Leszek Wrona

Personal information
- Date of birth: 20 September 1955 (age 70)
- Place of birth: Kraków, Poland
- Height: 1.73 m (5 ft 8 in)
- Positions: Defender; midfielder;

Senior career*
- Years: Team / Apps / (Gls)
- 1972–1976: Garbarnia Kraków
- 1976–1978: Legia Warsaw / 0 / (0)
- 1979–1980: Hutnik Kraków /  / (17)
- 1980–1984: Ruch Chorzów / 102 / (5)
- 1984–1987: Paderborn
- 1987–1989: Ruch Chorzów
- 1989–1990: Garfield Vistula
- 1990–1991: Gremio Lusitano
- 1991–1992: Polonia Falcons
- 1992–1995: Connecticut Wolves
- 1993–1994: Bridgeport Vasco da Gama
- 1995–1997: Albany Alleycats
- 1998–2000: Western Mass Pioneers

Managerial career
- 1990–1991: Gremio Lusitano (player-manager)
- 1992: Polonia Falcons (player-manager)
- 1993–1995: Connecticut Wolves (player-manager)
- 1993–1994: Bridgeport Vasco da Gama (player-manager)
- 1996–1997: Albany Alleycats (player-manager)
- 1998–2000: Western Mass Pioneers (player-manager)
- 2004–2006: Western Mass Pioneers
- 2008–2010: Western Mass Pioneers

= Leszek Wrona =

Polish footballer and manager

Leszek Wrona (born 20 September 1955) is a Polish former professional footballer who played as a defender in Poland, Germany and the United States. After his retirement, he remained in the United States where he coached in the USISL and USL PDL. Wrona is regarded as one of the finest players in Connecticut soccer history.

==Biography==
In 1972, the seventeen-year-old Wrona debuted for Garbarnia Kraków. In 1976, he moved to Legia Warsaw where he spent most of two seasons with the club's reserve team. He played one league cup game against Stal Mielec on 8 June 1976. In 1979, he moved to second division Hutnik Kraków where he tied for the league scoring lead that season. In 1980, he signed with Ruch Chorzów.

In 1984, Wrona moved to Germany where he joined TuS Schloß Neuhaus. In 1985, the team merged with TuS Paderborn-Neuhaus to form SC Paderborn 07. Wrona remained with the renamed team for two more seasons before briefly spending time with the New Jersey Eagles during the 1988 American Soccer League season. He then returned to Ruch Chorzów where he was part of the club's 1989 Polish championship. He left the team after the championship and moved to the United States.

He played for Garfield Vistula. In 1990, Wrona became a player-coach with Gremio Lusitano, taking the team to the 1991 LASA league championship. In 1992, he moved to the Polonia Falcons where he took them to the 1992 CSSA Cup Championship. In 1993, the expansion Connecticut Wolves of the USISL hired Wrona as the team's first head coach. He both coached and played for the Wolves until resigning in June 1995. During that time, he also played and coached for Bridgeport Vasco da Gama.
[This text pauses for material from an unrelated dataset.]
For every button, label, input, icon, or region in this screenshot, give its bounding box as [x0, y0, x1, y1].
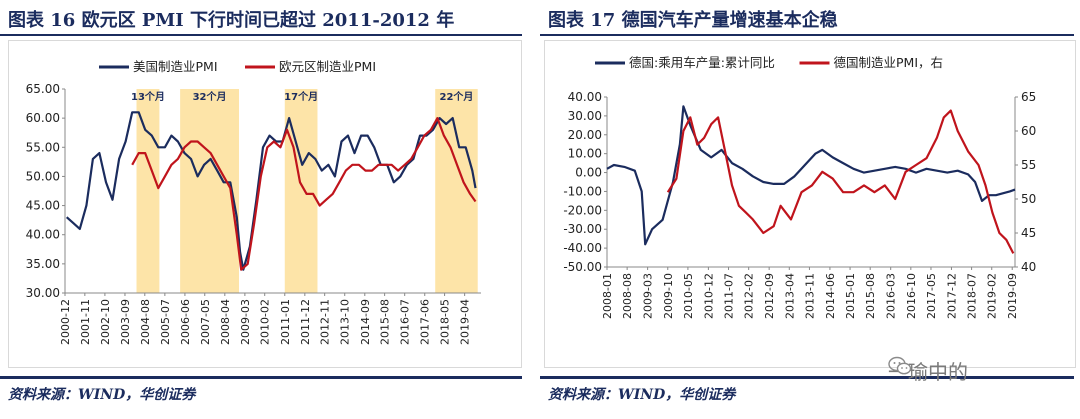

After leaving Wolves, Wrona spent the rest of the 1995 season playing for the Albany Alleycats. That year, he also became the head coach of the Plainville High School boys’ team, a position he held until 1999. In 2000, he became the head coach of the Plainville girls’ team. In 1996, Wrona briefly coached the Albany Alleycatsteam, then became the head coach for the 1997 season. In 1997, Gremio Lusitano founded the Western Mass Pioneers to compete in the USISL D-3 Pro League. In October 1997, the team named Wrona as head coach. Wrona took the Pioneers to the 1998 league championship. He left the team in 2000, returned in 2004, left the team in 2006 and returned in 2008. He left the team for the third time in June 2010.

Wrona now runs a youth soccer academy out of an indoor soccer facility in Bristol. Leszek Wrona's Soccer Academy aims to give young players coaching, aiming to improve their ball skills as well as their "soccer IQ".